Мое сердце жаждало перемен. У каждого отряда милосердия была закрепленная за ним территория, и мы кружили и кружили по нашей земле, обычно дважды в год посещая каждую деревню, а теперь мне не терпелось встретиться с Морскими Ведьмами, увидеть Пески Мерроу, взглянуть на знаменитые хижины ведьм, построенные на ветвях Опаленных Деревьев.

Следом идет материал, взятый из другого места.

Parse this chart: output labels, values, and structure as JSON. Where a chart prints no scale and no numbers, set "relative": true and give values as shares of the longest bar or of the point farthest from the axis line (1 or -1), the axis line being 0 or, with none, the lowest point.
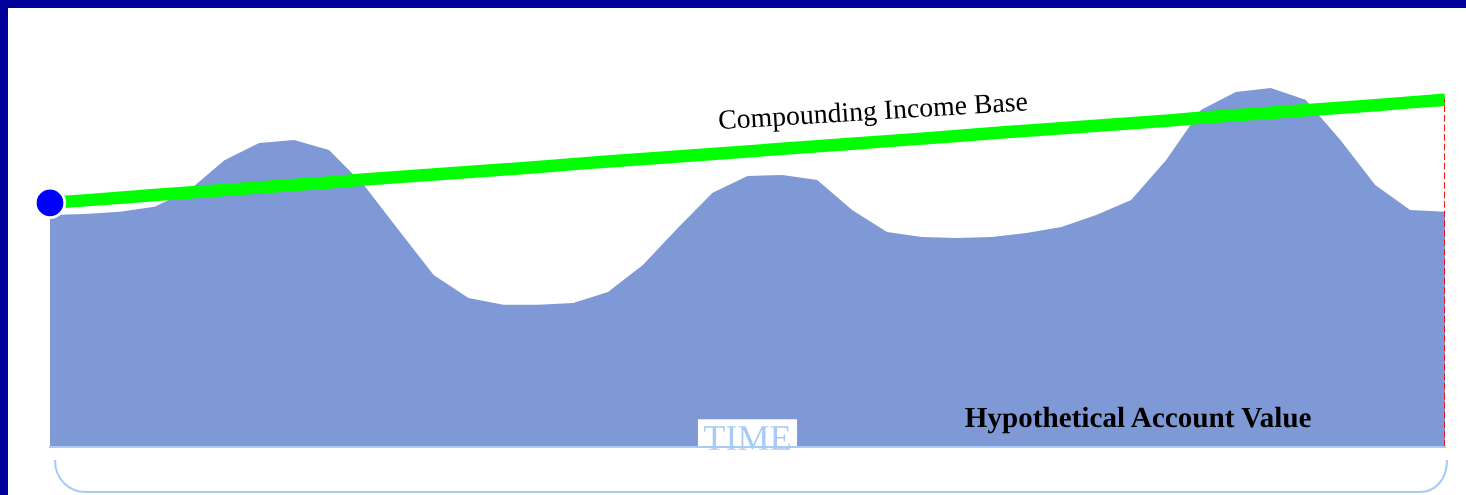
{
  "chart_data": {
    "type": "area",
    "relative": true,
    "xlabel": "TIME",
    "categories": [
      null,
      null,
      null,
      null,
      null,
      null,
      null,
      null,
      null,
      null,
      null,
      null,
      null,
      null,
      null,
      null,
      null,
      null,
      null,
      null,
      null,
      null,
      null,
      null,
      null,
      null,
      null,
      null,
      null,
      null,
      null,
      null,
      null,
      null,
      null,
      null,
      null,
      null,
      null,
      null,
      null
    ],
    "series": [
      {
        "color": "#7f98d6",
        "values": [
          0.646,
          0.649,
          0.655,
          0.669,
          0.716,
          0.799,
          0.847,
          0.855,
          0.827,
          0.73,
          0.604,
          0.479,
          0.415,
          0.396,
          0.396,
          0.401,
          0.432,
          0.507,
          0.61,
          0.708,
          0.755,
          0.758,
          0.744,
          0.66,
          0.599,
          0.585,
          0.582,
          0.585,
          0.596,
          0.613,
          0.646,
          0.688,
          0.799,
          0.939,
          0.989,
          1.0,
          0.967,
          0.855,
          0.73,
          0.66,
          0.655
        ]
      },
      {
        "type": "line",
        "color": "#00ff00",
        "values": [
          0.68,
          0.687,
          0.694,
          0.702,
          0.709,
          0.716,
          0.723,
          0.73,
          0.737,
          0.745,
          0.752,
          0.759,
          0.766,
          0.773,
          0.78,
          0.788,
          0.795,
          0.802,
          0.809,
          0.816,
          0.823,
          0.831,
          0.838,
          0.845,
          0.852,
          0.859,
          0.866,
          0.874,
          0.881,
          0.888,
          0.895,
          0.902,
          0.909,
          0.917,
          0.924,
          0.931,
          0.938,
          0.945,
          0.952,
          0.96,
          0.967
        ]
      }
    ],
    "annotations": [
      "Compounding Income Base",
      "Hypothetical Account Value"
    ],
    "grid": false,
    "legend": false,
    "tick_labels": false
  }
}
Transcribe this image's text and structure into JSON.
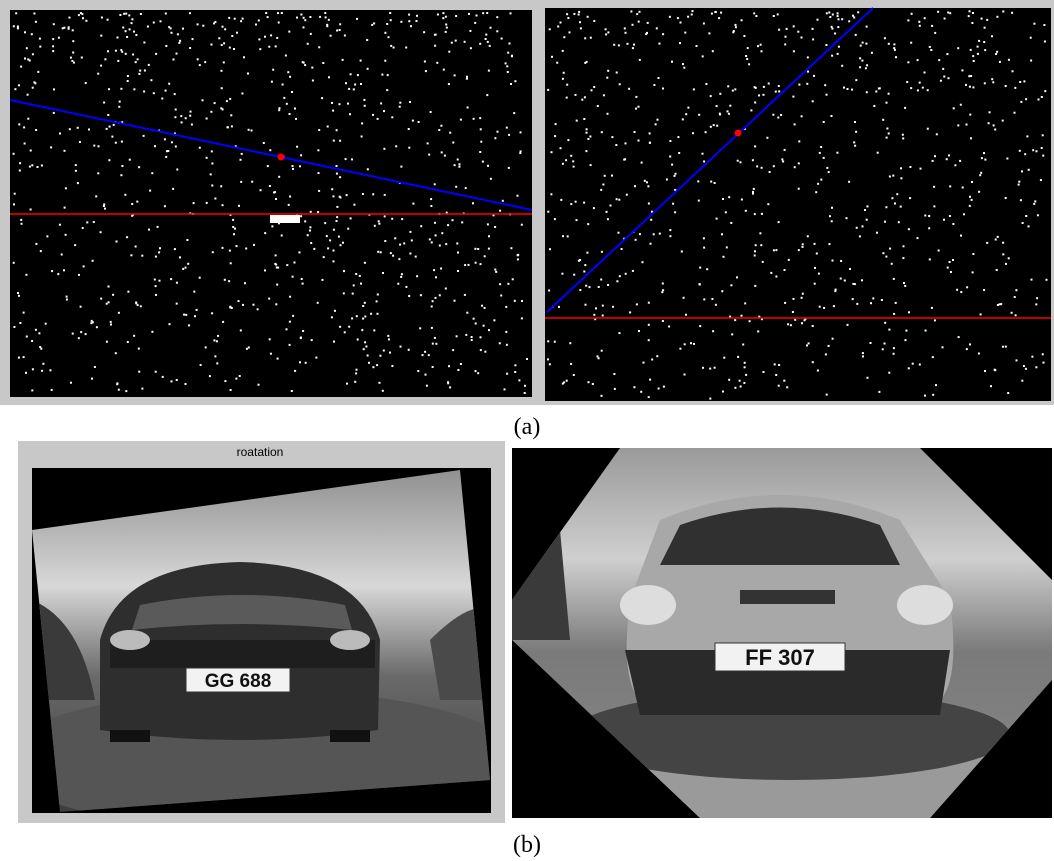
{
  "figure": {
    "panel_a": {
      "caption": "(a)"
    },
    "panel_b": {
      "caption": "(b)",
      "left_title": "roatation",
      "left_plate": "GG 688",
      "right_plate": "FF 307"
    }
  }
}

Но вот пересекать Болота Красных Ив мне вовсе не хотелось. Болота всегда были местом опасным, и в деревенских постоялых дворах у их границ местные рассказывали ужасающие истории.
Говорили, что люди исчезают в трясине за мгновение, а средь белых камышей там скользят нефритово-зеленые болотные гадюки, и укусы их болезненны, а то и смертельны. Но за последние годы среди камышей выросла деревушка, в которой, как говорили, жили только девушки, и возглавляла их женщина по прозвищу Королева-Затворница.
Смеющиеся, свободно болтающие люди в тавернах замолкали, заслышав ее имя, и даже закаленные в боях воины избегали произносить его, называя ее «женщиной в камышах».
Я надеялась, что мы незамеченными проскользнем через ее владения ночью.
Меж тем мы шли по холмам, раздвигая густую, как в конце лета, траву, шли мимо деревень и ферм, и за весь день встретили лишь молоденького темноглазого пастушка, который, взглянув на мой плащ Сестры Последнего Милосердия, вдруг мило улыбнулся.
Джунипер нашла у ручья последнюю в этом году бруснику, и мы съели ее на ужин вместе с толстым треугольником твердого орехового сыра.
В ту первую ночь нашего путешествия мы разбили лагерь у узкого, быстрого ручья, и радость излучала каждая из нас, даже Руна.
После ужина я вымыла волосы всем – Джунипер, Ови, Тригву и Руне. Некоторые Дарующие Милосердие не особо заботятся о своей внешности и со временем становятся грязными и оборванными, и это – их право, мы же все часто моемся – в снегу или, что много приятнее, в ручье. Тригв, в отличие от нас, смерти не приносил, но знал основы лечебного дела и уверял, что чистота тела сохраняет жизнь. Руна частенько ворчала по этому поводу, сетуя, что мыться часто – пустая трата времени, но Руна ворчала по любому поводу, и ворчание ее было таким же привычным, как восход солнца по утрам.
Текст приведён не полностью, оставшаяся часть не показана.